I’ve read ship and weapon sizes are in need of rebalancing. Apparently corvettes are overpowered and large weapons are underpowered. Essentially, a large weapon does roughly the same damage per second as two mediums or four smalls, but with less accuracy. At least one min-maxer says that battleships work well if you outfit them properly, but destroyers and cruisers currently aren’t really worth building. I’ve got a few battleships decked out as carriers and equipped with point defense guns; they seem to be doing pretty well, even against swarms of corvettes.

I’ve been building power plants like crazy, and I’m now able to keep several terraforming stations operational at once. Looks like I may be better off building up rather than out for a while.
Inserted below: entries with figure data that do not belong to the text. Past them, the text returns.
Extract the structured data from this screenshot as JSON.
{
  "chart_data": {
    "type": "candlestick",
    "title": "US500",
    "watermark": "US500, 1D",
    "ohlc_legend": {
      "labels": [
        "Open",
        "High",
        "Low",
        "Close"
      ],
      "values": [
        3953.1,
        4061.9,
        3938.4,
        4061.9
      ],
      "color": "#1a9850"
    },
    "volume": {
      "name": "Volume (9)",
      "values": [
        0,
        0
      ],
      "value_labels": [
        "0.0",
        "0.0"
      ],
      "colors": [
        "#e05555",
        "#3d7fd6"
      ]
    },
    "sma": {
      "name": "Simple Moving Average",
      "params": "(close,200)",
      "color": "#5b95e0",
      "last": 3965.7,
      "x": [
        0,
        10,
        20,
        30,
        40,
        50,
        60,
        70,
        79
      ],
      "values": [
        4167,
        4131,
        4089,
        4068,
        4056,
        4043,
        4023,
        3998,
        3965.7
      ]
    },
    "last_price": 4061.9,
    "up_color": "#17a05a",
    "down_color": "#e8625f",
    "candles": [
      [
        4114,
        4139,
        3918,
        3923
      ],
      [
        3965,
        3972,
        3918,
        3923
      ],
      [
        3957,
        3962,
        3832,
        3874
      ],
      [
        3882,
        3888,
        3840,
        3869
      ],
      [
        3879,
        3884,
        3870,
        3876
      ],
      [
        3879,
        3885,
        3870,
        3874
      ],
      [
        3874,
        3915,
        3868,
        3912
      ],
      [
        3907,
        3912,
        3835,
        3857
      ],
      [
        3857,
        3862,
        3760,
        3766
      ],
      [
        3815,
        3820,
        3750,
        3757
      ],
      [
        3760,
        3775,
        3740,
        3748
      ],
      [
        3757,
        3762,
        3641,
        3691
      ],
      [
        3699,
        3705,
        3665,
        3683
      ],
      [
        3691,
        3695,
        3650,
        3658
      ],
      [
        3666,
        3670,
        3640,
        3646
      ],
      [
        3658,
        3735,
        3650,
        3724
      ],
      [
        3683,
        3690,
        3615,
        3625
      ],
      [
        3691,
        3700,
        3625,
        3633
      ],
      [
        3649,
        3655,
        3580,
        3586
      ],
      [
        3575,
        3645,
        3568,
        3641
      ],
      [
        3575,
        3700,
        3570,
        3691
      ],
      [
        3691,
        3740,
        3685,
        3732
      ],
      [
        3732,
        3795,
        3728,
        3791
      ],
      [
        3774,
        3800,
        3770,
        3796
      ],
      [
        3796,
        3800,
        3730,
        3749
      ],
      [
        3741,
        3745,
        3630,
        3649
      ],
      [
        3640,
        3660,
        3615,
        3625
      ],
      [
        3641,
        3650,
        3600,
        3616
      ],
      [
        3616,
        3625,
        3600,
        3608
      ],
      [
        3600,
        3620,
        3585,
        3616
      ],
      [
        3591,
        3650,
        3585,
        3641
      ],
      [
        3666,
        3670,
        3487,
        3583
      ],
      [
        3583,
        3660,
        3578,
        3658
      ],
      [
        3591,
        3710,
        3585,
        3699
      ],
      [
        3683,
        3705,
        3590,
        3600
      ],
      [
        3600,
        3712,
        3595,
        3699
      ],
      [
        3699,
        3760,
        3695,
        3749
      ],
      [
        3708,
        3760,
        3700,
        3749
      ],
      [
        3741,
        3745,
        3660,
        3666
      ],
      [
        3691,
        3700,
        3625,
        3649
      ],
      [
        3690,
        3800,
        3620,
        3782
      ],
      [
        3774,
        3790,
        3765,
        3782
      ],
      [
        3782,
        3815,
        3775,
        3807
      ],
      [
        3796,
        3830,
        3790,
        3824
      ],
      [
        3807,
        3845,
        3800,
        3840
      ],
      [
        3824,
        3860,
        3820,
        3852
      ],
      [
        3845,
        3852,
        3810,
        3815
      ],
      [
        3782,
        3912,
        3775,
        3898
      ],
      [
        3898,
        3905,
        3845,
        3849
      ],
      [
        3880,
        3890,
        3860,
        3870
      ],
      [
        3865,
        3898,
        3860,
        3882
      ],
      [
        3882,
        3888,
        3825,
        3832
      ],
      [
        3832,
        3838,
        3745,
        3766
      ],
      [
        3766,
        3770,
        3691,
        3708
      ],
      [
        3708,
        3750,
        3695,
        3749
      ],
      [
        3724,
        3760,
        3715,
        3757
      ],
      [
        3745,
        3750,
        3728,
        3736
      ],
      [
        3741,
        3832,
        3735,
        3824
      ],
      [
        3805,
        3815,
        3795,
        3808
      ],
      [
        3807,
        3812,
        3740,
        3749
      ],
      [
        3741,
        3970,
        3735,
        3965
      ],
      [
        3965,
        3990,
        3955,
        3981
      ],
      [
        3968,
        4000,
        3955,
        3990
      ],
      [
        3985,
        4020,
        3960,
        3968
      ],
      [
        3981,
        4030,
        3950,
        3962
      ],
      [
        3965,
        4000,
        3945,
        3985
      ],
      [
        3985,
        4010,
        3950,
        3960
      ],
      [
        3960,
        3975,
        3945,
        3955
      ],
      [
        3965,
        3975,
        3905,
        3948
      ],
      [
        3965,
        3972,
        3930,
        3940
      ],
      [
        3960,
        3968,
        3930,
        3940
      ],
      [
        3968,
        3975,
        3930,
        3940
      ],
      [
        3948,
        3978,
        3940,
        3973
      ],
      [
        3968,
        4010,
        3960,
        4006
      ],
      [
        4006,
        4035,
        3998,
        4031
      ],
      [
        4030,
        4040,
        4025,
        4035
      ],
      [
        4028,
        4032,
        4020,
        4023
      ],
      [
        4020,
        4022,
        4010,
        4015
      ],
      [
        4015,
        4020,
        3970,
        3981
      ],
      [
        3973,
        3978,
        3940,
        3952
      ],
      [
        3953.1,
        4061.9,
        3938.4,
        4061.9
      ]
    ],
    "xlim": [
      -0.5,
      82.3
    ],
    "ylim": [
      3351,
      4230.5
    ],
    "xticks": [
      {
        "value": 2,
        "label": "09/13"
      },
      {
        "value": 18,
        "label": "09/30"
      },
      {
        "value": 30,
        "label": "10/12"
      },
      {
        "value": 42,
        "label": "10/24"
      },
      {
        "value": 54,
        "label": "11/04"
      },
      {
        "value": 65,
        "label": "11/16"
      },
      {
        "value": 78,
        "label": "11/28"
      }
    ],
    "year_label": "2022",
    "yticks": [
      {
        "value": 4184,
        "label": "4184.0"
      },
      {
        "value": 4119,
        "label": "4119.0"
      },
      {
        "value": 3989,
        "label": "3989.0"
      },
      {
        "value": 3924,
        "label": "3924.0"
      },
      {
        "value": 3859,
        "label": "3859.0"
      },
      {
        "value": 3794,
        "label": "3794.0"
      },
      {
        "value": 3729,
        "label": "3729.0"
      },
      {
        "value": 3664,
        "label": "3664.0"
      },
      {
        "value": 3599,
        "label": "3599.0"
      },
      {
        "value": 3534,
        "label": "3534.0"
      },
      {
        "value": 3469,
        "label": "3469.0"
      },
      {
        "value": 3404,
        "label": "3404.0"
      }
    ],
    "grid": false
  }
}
Argh. It looks like incorporating a vassal takes 750 influence at 3 influence per month. That won’t do. And I discovered it after vassalizing two other alien races. Maybe I’ll try being an overlord for a while after all. We humans might just be mellowing out after all those years as xenocidal maniacs. (Of course, I might just figure out a way to use modding and/or console commands to get rid of that pesky war demands limit).

Oh, well. The Hiffnar were actually somewhat helpful in this last war against the Reagg Concord. The odd thing is that my new vassals are far from where the fighting was. I’m sure I smashed up their fleets a bunch, too.

Maybe I’ll try being peaceful for a while again. I sort of want to explore more of the tech tree and amass a larger fleet before my next conflict.

Just picked this up last night and played for a couple of hours. This will definitely be fun, and the supposed mid-game slump doesn’t bother me much. That’s usually about the time that I quit a Civ5 game anyway.

I’m going to restart my game by what I think is just a bad random start layout. The few systems that are warpable to are constantly patrolled by hostile Space Amoebas preventing me from surveying.

You can set you science ships to Passive mode and manually direct their surveying. It takes a little extra effort but for close systems early on it’s manageable.

There’s a lot of 'em. Study them, many aren’t hostile at all, and some only if you get too close.

If they’re the latter, you can set your science ships to not run away. Just make sure they aren’t in a system with the space monsters that will attack on sight.

Should have read Grey’s post first.

I’m annoyed at the apparent limit on demanding ceded planets. I’m just gonna mod my way around it. It looks like the easiest way is to crack open the file 00_war_demand_types. There are a few traits and technologies that reduced the cost of demanding planets, but they’re not listed in the tooltip. I just changed the Manifest Destiny tech from an 80% cost multiplier to a 0% cost modifier. Looks like in-game that reduces the cost per planet to 1. I might be on the honor system about not demanding planets after a few minor victories, but I can live with that.

I do this because I want to fight a big giant war over more than a tiny amount of territory. I’ve spent a few years upgrading and expanding my fleet. The two federations that seem intent on boxing me in and intimidating me into playing nice will get what’s coming to them.

Oops, that didn’t work as intended. I waged a war against the Vool and their allies, demanding all of their planets; 14 planets total between four empires. I barely had time to to occupy two planets before they capitulated, because I “only” demanded 14 points’ worth of stuff. That’s no fun. I want to make completely unreasonable demands and then have fight for them.

Does anyone know where to alter the maximum amount of war demands? I can’t find it, even though I suspect that it’s right under my nose.